Films of Serious Play
Family and the Zombie by Karrabing Film Collective, 2024
The Karrabing Film Collective is comprised of about 50 Indigenous aboriginal people in Australia who are all part of the same family, and one non-indigenous person, the Columbia University anthropology professor Elizabeth Povinelli. This caused some controversy at the Visible Evidence conference where I saw these films. Povinelli was one of the founding members of the collective, but wasn’t at all discussed in the Q&A with the collective itself, as a kind of absent voice or ghost member. In a way, their film Family and the Zombie literalized this experience: Povinelli played a literal zombie, creepy and covered in white paint, spewing goo while children and other collective members ran away. All Karrabing films which we saw at the conference had a general atmosphere of serious play, and this was especially true in this quasi-documentary/improvisational quasi-fantastical film. However one thinks of the ethics of ignoring Povinelli’s contribution to the genuinely amazing work of the collective (and I’m personally agnostic on the subject), without a doubt, Povinelli is a captivating and charismatically creepy goo-covered zombie.
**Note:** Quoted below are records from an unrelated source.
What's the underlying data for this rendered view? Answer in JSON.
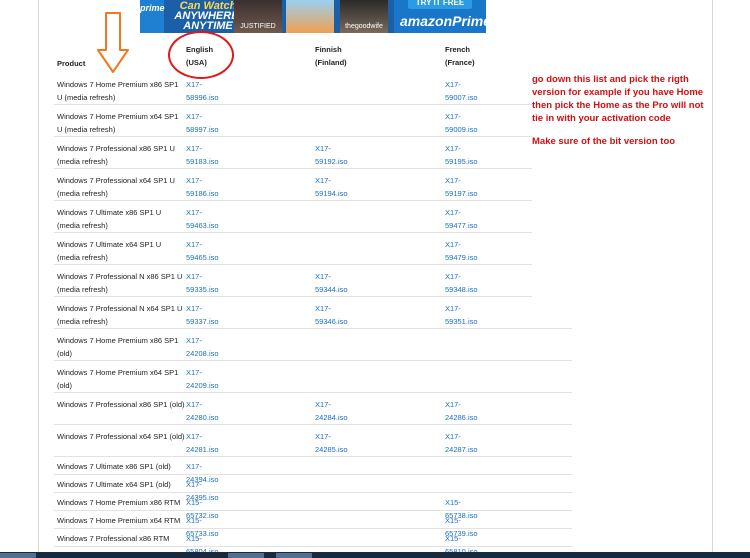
{
  "banner": {
    "logo_text": "prime",
    "slogan_line1": "Can Watch",
    "slogan_line2": "ANYWHERE,",
    "slogan_line3": "ANYTIME",
    "poster1_text": "JUSTIFIED",
    "poster3_text": "thegoodwife",
    "cta_try": "TRY IT FREE",
    "cta_brand": "amazonPrime"
  },
  "table": {
    "headers": {
      "product": "Product",
      "english": "English",
      "english_region": "(USA)",
      "finnish": "Finnish",
      "finnish_region": "(Finland)",
      "french": "French",
      "french_region": "(France)"
    },
    "rows": [
      {
        "product": "Windows 7 Home Premium x86 SP1 U (media refresh)",
        "english": "X17-58996.iso",
        "finnish": "",
        "french": "X17-59007.iso"
      },
      {
        "product": "Windows 7 Home Premium x64 SP1 U (media refresh)",
        "english": "X17-58997.iso",
        "finnish": "",
        "french": "X17-59009.iso"
      },
      {
        "product": "Windows 7 Professional x86 SP1 U (media refresh)",
        "english": "X17-59183.iso",
        "finnish": "X17-59192.iso",
        "french": "X17-59195.iso"
      },
      {
        "product": "Windows 7 Professional x64 SP1 U (media refresh)",
        "english": "X17-59186.iso",
        "finnish": "X17-59194.iso",
        "french": "X17-59197.iso"
      },
      {
        "product": "Windows 7 Ultimate x86 SP1 U (media refresh)",
        "english": "X17-59463.iso",
        "finnish": "",
        "french": "X17-59477.iso"
      },
      {
        "product": "Windows 7 Ultimate x64 SP1 U (media refresh)",
        "english": "X17-59465.iso",
        "finnish": "",
        "french": "X17-59479.iso"
      },
      {
        "product": "Windows 7 Professional N x86 SP1 U (media refresh)",
        "english": "X17-59335.iso",
        "finnish": "X17-59344.iso",
        "french": "X17-59348.iso"
      },
      {
        "product": "Windows 7 Professional N x64 SP1 U (media refresh)",
        "english": "X17-59337.iso",
        "finnish": "X17-59346.iso",
        "french": "X17-59351.iso"
      },
      {
        "product": "Windows 7 Home Premium x86 SP1 (old)",
        "english": "X17-24208.iso",
        "finnish": "",
        "french": ""
      },
      {
        "product": "Windows 7 Home Premium x64 SP1 (old)",
        "english": "X17-24209.iso",
        "finnish": "",
        "french": ""
      },
      {
        "product": "Windows 7 Professional x86 SP1 (old)",
        "english": "X17-24280.iso",
        "finnish": "X17-24284.iso",
        "french": "X17-24286.iso"
      },
      {
        "product": "Windows 7 Professional x64 SP1 (old)",
        "english": "X17-24281.iso",
        "finnish": "X17-24285.iso",
        "french": "X17-24287.iso"
      },
      {
        "product": "Windows 7 Ultimate x86 SP1 (old)",
        "english": "X17-24394.iso",
        "finnish": "",
        "french": ""
      },
      {
        "product": "Windows 7 Ultimate x64 SP1 (old)",
        "english": "X17-24395.iso",
        "finnish": "",
        "french": ""
      },
      {
        "product": "Windows 7 Home Premium x86 RTM",
        "english": "X15-65732.iso",
        "finnish": "",
        "french": "X15-65738.iso"
      },
      {
        "product": "Windows 7 Home Premium x64 RTM",
        "english": "X15-65733.iso",
        "finnish": "",
        "french": "X15-65739.iso"
      },
      {
        "product": "Windows 7 Professional x86 RTM",
        "english": "X15-65804.iso",
        "finnish": "",
        "french": "X15-65810.iso"
      }
    ]
  },
  "annotation": {
    "note1": "go down this list and pick the rigth version for example if you have Home then pick the Home as the Pro will not tie in with your activation code",
    "note2": "Make sure of the bit version too"
  },
  "colors": {
    "link": "#1a6fc4",
    "annotation": "#d01010",
    "arrow": "#f07820"
  }
}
Yannick by Quentin Dupieux, 2023
What if the proletariat— the real proletariat, not downwardly-mobile intellectuals—went to a bad, pretentious play? And what if this member of the proletariat were carrying a gun? And what if this member of the proletariat decided to rewrite the entire play and hold all the audience members hostage while he does so? What if his rewriting is actually good? What if the actors try to escape? What if the hostages try? In an era of school shootings it might sound strange to support a film in which a white man with a gun wreaks havoc on cultural forms, but here the weapon’s presence unveils the unwritten, class-based laws structuring all of society. Yannick, the gun-toting enfant terrible, becomes a foil to the absurdity of bourgeois culture at large. There is something surrealist about the film, something both 1920s and 1960s, something terrifying and funny and strange. I couldn’t stop thinking about it for weeks.
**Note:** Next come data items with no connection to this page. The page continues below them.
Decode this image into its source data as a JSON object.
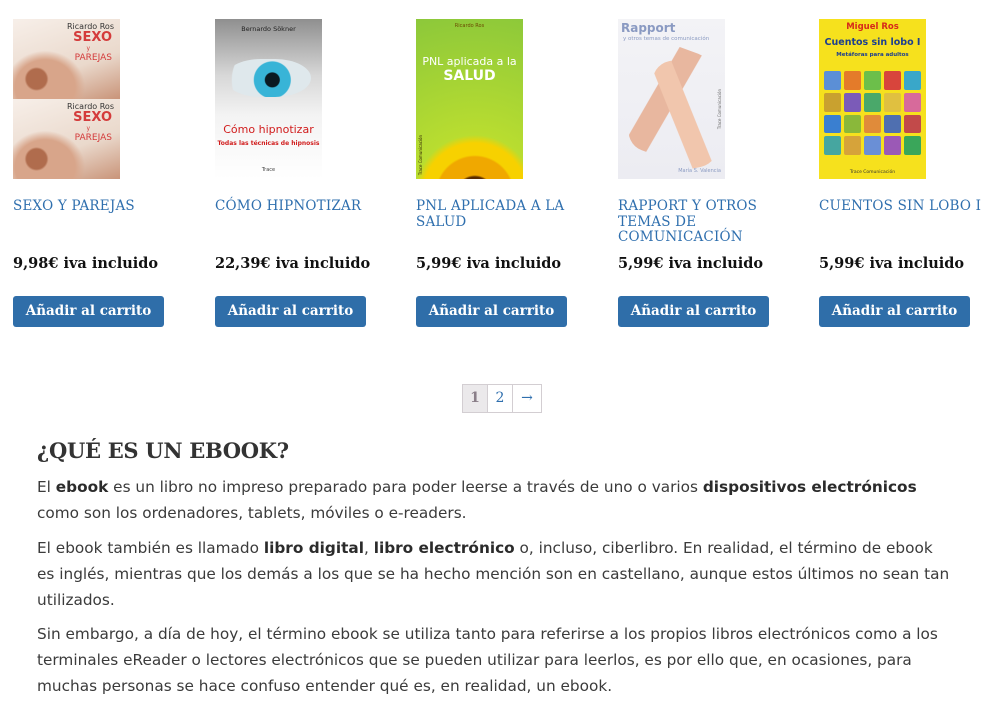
{
  "products": [
    {
      "title": "Sexo y parejas",
      "price": "9,98€ iva incluido",
      "button": "Añadir al carrito",
      "cover": {
        "author": "Ricardo Ros",
        "title_line1": "SEXO",
        "title_small": "y",
        "title_line2": "PAREJAS"
      }
    },
    {
      "title": "Cómo hipnotizar",
      "price": "22,39€ iva incluido",
      "button": "Añadir al carrito",
      "cover": {
        "author": "Bernardo Sökner",
        "title": "Cómo hipnotizar",
        "subtitle": "Todas las técnicas de hipnosis",
        "publisher": "Trace"
      }
    },
    {
      "title": "PNL aplicada a la salud",
      "price": "5,99€ iva incluido",
      "button": "Añadir al carrito",
      "cover": {
        "author": "Ricardo Ros",
        "title_line1": "PNL aplicada a la",
        "title_line2": "SALUD",
        "publisher": "Trace Comunicación"
      }
    },
    {
      "title": "Rapport y otros temas de comunicación",
      "price": "5,99€ iva incluido",
      "button": "Añadir al carrito",
      "cover": {
        "title": "Rapport",
        "subtitle": "y otros temas de comunicación",
        "author": "María S. Valencia",
        "publisher": "Trace Comunicación"
      }
    },
    {
      "title": "Cuentos sin lobo I",
      "price": "5,99€ iva incluido",
      "button": "Añadir al carrito",
      "cover": {
        "author": "Miguel Ros",
        "title": "Cuentos sin lobo I",
        "subtitle": "Metáforas para adultos",
        "publisher": "Trace Comunicación"
      }
    }
  ],
  "pagination": {
    "current": "1",
    "page2": "2",
    "next": "→"
  },
  "article": {
    "heading": "¿QUÉ ES UN EBOOK?",
    "p1": {
      "t1": "El ",
      "b1": "ebook",
      "t2": " es un libro no impreso preparado para poder leerse a través de uno o varios ",
      "b2": "dispositivos electrónicos",
      "t3": " como son los ordenadores, tablets, móviles o e-readers."
    },
    "p2": {
      "t1": "El ebook también es llamado ",
      "b1": "libro digital",
      "t2": ", ",
      "b2": "libro electrónico",
      "t3": " o, incluso, ciberlibro. En realidad, el término de ebook es inglés, mientras que los demás a los que se ha hecho mención son en castellano, aunque estos últimos no sean tan utilizados."
    },
    "p3": "Sin embargo, a día de hoy, el término ebook se utiliza tanto para referirse a los propios libros electrónicos como a los terminales eReader o lectores electrónicos que se pueden utilizar para leerlos, es por ello que, en ocasiones, para muchas personas se hace confuso entender qué es, en realidad, un ebook."
  },
  "colors": {
    "link": "#2f6fae",
    "button": "#2f6ea9",
    "text": "#3b3b3b"
  }
}
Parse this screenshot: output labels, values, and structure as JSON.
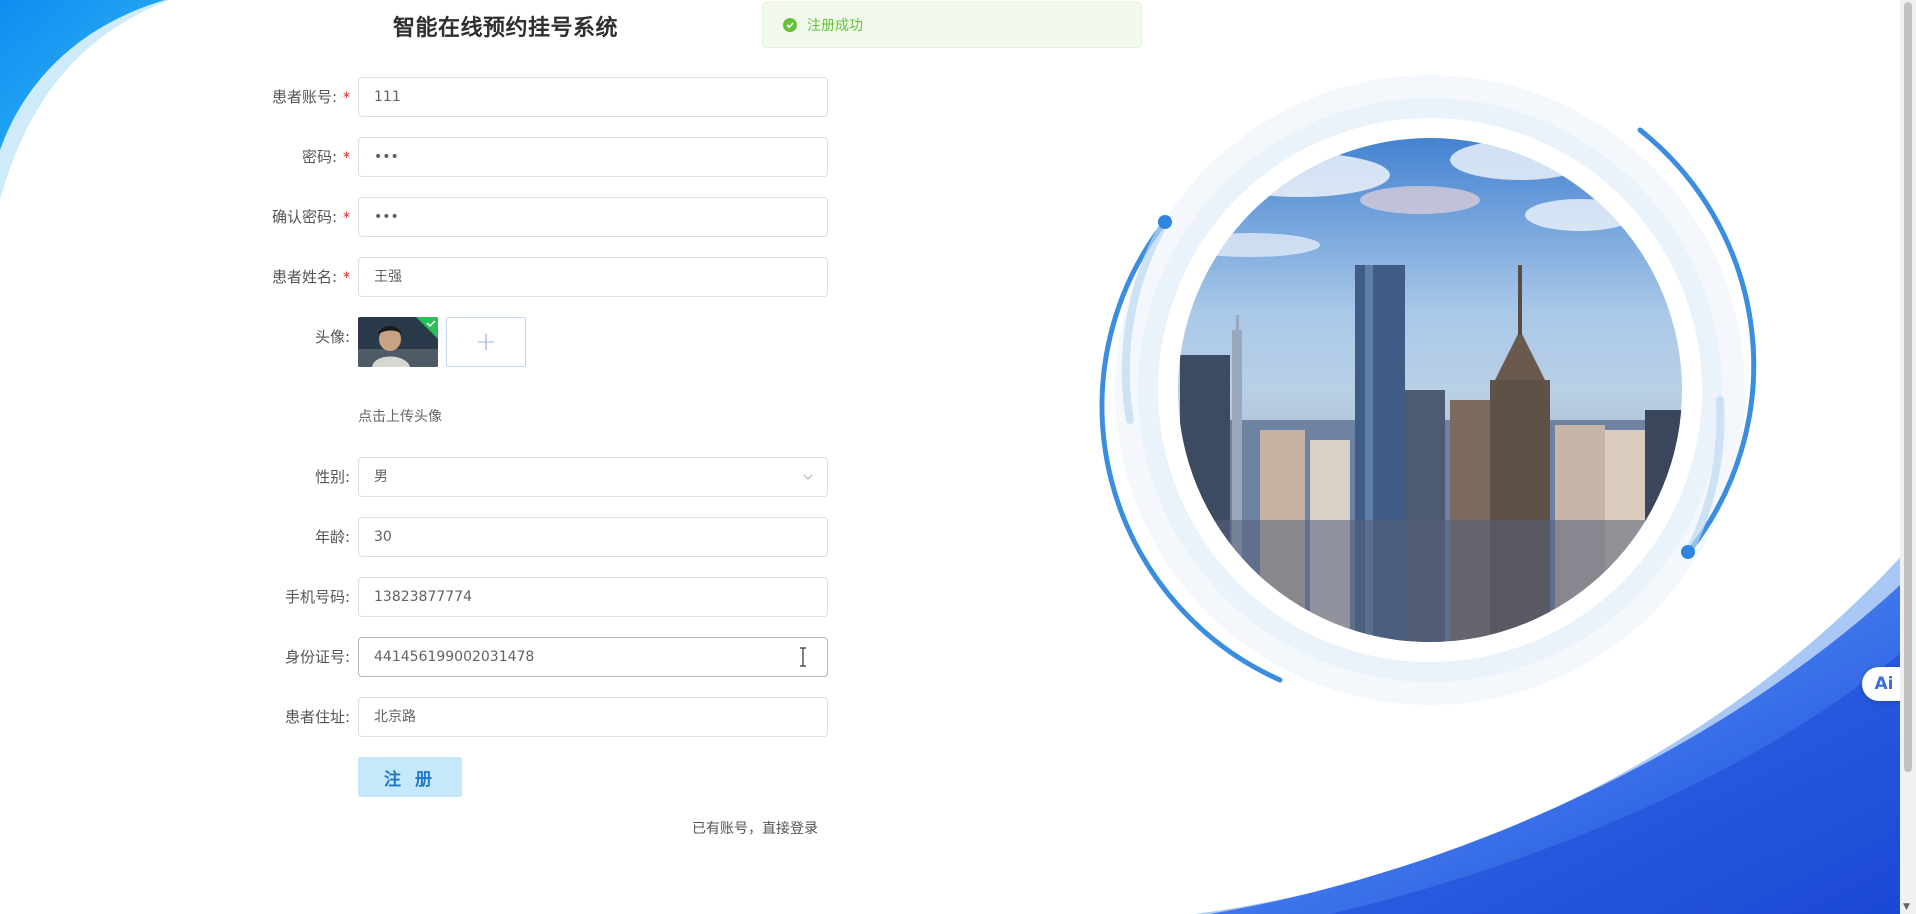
{
  "page": {
    "title": "智能在线预约挂号系统"
  },
  "toast": {
    "message": "注册成功",
    "icon": "check-circle-icon",
    "color": "#67c23a"
  },
  "form": {
    "account": {
      "label": "患者账号:",
      "required": "*",
      "value": "111"
    },
    "password": {
      "label": "密码:",
      "required": "*",
      "value": "•••"
    },
    "confirm_password": {
      "label": "确认密码:",
      "required": "*",
      "value": "•••"
    },
    "name": {
      "label": "患者姓名:",
      "required": "*",
      "value": "王强"
    },
    "avatar": {
      "label": "头像:",
      "upload_icon": "+",
      "hint": "点击上传头像"
    },
    "gender": {
      "label": "性别:",
      "value": "男"
    },
    "age": {
      "label": "年龄:",
      "value": "30"
    },
    "phone": {
      "label": "手机号码:",
      "value": "13823877774"
    },
    "id_card": {
      "label": "身份证号:",
      "value": "441456199002031478"
    },
    "address": {
      "label": "患者住址:",
      "value": "北京路"
    },
    "submit_label": "注 册",
    "login_link": "已有账号，直接登录"
  },
  "ai_badge": {
    "label": "Ai"
  },
  "colors": {
    "accent": "#1e79c9",
    "button_bg": "#c6e8fb",
    "wave_blue": "#1a5fe0"
  }
}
WR: Mysteries of the Organism by Dušan Mukavejev, 1971
I don’t know why I had the misconstrued idea that Dušan Mukavejev’s films were pretentious; possibly because they are frequently mentioned within the same breath as Jean-Luc Godard’s films, which are pretentious (which hasn’t stopped me watching every single film he made from 1960 to 1975…) WR: Mysteries of the Organism is part psychedelically-edited documentary interviews and homage to Wilhelm Reich, a Marxist and antifascist psychoanalyst who, like Herbert Marcuse, investigated the relationship between sexual repression and fascist behavior. Reich and Marcuse were both figureheads of a sexual politic of the late 1960s that merged sexual and political liberation, and while the film doesn’t necessarily critique this, it plunges it into fictionalized goofy absurdity. The documentary part of the film is soon overtaken by the fictional: a sexually-liberated communist Yugoslav woman, Milena (played by Yugoslav megastar Milena Dravić), tries to seduce a Soviet figure-skater named Vladimir Ilych (har har). The narrative is interrupted by hilarious speeches about sex and liberation that toe the line between ironic and sincere. It is possibly the smartest, cheekiest, and certainly most fun film about sex that I’ve ever seen.